On Friday, bar graphs replaced what Paradiso called a “confusing dot system” that previously displayed the results on the myNEU portal. Each results page now links to the registrar’s office course description. This week, additional changes to the search system are expected to be completed, making it easier for students to compare professors and classes.

“The idea is to make it more user-friendly,” Paradiso said. “It’s good to see we have progress going. It needs to keep moving.”

In addition to these improvements, SGA’s Academic Affairs Committee drafted and submitted a proposal last February outlining plans for a revised survey.

Paradiso, who was SGA assistant vice president for academic affairs when the proposal was completed, said the TCEP was originally created by a professor with the intent of doing statistical research. That professor left a few months later, causing the statistical questions such as gender, GPA and major to go unused.

Business professor Edward Wertheim noted the TCEP, which was created in the 1980s, also does not evaluate the use of technology in the classroom.

“Education has changed quite a bit since then,” said Wertheim, who chaired the Faculty Development Committee that initially reviewed SGA’s proposal during the 2005-2006 school year.

One of the major proposed changes is the creation of clusters of questions that center on a single topic such as course materials, learning, course content, instruction and student-instructor relationship.

Each cluster contains multiple- choice questions similar to the current TCEP as well as open-ended questions allowing students to discuss issues not covered in the multiple-choice section.

“The old TCEP is very jumbled,” said Paradiso, adding that the questions jump from information on course content to personal information to rating a teacher’s effectiveness. “Having clusters lets students think about it as a collective unit.”

Powers-Lee and Wertheim agreed.

“We think they’re right on target,” Wertheim said.

While open response questions were encouraged by Powers-Lee and Wertheim, some students felt their peers would not take the time to complete them.

“I don’t think they ever fill out the comments [on the old TCEP], especially if there’s 100 kids [in the class],” said Kathryn Connaughton, a senior criminal justice major.

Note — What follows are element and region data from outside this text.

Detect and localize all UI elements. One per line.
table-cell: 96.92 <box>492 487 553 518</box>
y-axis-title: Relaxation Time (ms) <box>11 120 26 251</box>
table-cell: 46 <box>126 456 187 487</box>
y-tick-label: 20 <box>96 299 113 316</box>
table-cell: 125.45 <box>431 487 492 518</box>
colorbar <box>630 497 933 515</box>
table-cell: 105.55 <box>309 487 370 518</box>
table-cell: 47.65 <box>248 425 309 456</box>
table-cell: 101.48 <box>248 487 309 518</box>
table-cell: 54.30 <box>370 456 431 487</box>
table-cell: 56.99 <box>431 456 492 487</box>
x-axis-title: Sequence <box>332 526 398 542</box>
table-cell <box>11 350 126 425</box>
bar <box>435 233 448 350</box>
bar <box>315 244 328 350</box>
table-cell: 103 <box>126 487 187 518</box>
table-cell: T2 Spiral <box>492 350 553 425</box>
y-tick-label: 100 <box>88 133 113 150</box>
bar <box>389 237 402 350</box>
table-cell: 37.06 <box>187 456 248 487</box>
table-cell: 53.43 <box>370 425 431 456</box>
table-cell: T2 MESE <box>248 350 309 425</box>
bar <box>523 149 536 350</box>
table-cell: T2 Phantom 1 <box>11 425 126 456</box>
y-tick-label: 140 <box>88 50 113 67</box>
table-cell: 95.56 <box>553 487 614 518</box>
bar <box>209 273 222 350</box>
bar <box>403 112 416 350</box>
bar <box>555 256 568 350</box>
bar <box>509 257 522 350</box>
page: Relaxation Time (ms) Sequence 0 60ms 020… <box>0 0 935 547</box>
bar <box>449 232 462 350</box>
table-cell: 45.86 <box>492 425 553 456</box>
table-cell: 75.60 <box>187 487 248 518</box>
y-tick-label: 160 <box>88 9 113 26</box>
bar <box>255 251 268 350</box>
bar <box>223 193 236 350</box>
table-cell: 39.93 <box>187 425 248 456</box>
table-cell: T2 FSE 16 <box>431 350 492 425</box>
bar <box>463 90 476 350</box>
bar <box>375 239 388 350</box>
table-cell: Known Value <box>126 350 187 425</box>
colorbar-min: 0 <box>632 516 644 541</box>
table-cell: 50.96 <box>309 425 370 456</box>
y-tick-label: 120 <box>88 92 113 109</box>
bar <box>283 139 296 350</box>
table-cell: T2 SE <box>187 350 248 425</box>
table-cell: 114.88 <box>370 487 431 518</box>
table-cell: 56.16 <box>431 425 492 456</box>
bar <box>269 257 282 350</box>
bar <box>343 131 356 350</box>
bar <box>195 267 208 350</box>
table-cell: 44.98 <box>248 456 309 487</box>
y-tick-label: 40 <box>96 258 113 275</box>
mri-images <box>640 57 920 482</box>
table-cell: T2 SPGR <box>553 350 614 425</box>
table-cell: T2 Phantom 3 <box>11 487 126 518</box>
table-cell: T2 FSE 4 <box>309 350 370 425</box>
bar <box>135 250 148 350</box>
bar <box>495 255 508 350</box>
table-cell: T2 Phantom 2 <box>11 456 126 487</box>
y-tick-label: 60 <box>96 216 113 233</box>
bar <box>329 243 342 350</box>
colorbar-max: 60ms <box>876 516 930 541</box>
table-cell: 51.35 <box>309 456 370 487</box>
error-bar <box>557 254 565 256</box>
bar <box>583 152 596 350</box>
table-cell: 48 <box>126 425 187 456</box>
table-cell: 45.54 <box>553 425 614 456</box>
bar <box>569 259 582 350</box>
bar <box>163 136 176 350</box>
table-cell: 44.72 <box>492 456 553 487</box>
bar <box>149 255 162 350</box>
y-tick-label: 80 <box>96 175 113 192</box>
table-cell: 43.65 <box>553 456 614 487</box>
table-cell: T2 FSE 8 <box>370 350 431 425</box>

Additionally, SGA proposed instituting a midterm evaluation as a pilot program in a few select classes.

“The instructor can see how a class is learning as a whole and make changes if necessary,” Paradiso said.

Currently, all professors have the option of doing their own survey or running one through Blackboard, though there is no standard, university-wide evaluation at the midterm, Wertheim said.

Powers-Lee stressed that the results of any midterm evaluation need to be determined quickly for the survey to be beneficial.

“A number of universities collect midterm data online and get close to instant results,” she said, adding this allows instructors to modify their teaching methods before the end of the semester.

Despite the benefits of these changes, Powers-Lee felt the current system was significantly better than alternatives, such as ratemyprofessor.com.

“They have useful information as they are right now because so many more of our students respond,” she said.

Some students, including senior political science major Candice Botes, agree that the course evaluations are more valuable that the increasingly-popular, rating websites.

“It’s much better than ratemyprofessor.com,” Botes said, adding that she used the TCEP results frequently when choosing classes.

The SGA proposal is currently being reviewed by the Center for Effective University Teaching (CEUT). Subsequently, it must be approved by CEUT, the Faculty Development Committee and Information Services before the Faculty Senate votes for final approval.

Powers-Lee said changes to the form were unlikely until at least the Fall 2007 semester.

“We hope the review goes smoothly,” said Michael DeRamo, who was the association’s vice president for academic affairs when the proposal was drafted. “[Revising the TCEP] was one of the things I would hear about most frequently.”

Powers-Lee said she believed the TCEP is important to faculty, because it factors into tenure decisions, and is especially important to students who wish to sound off on their educational experience.

“They’re yours,” she said. “It’s a student product and a student service.”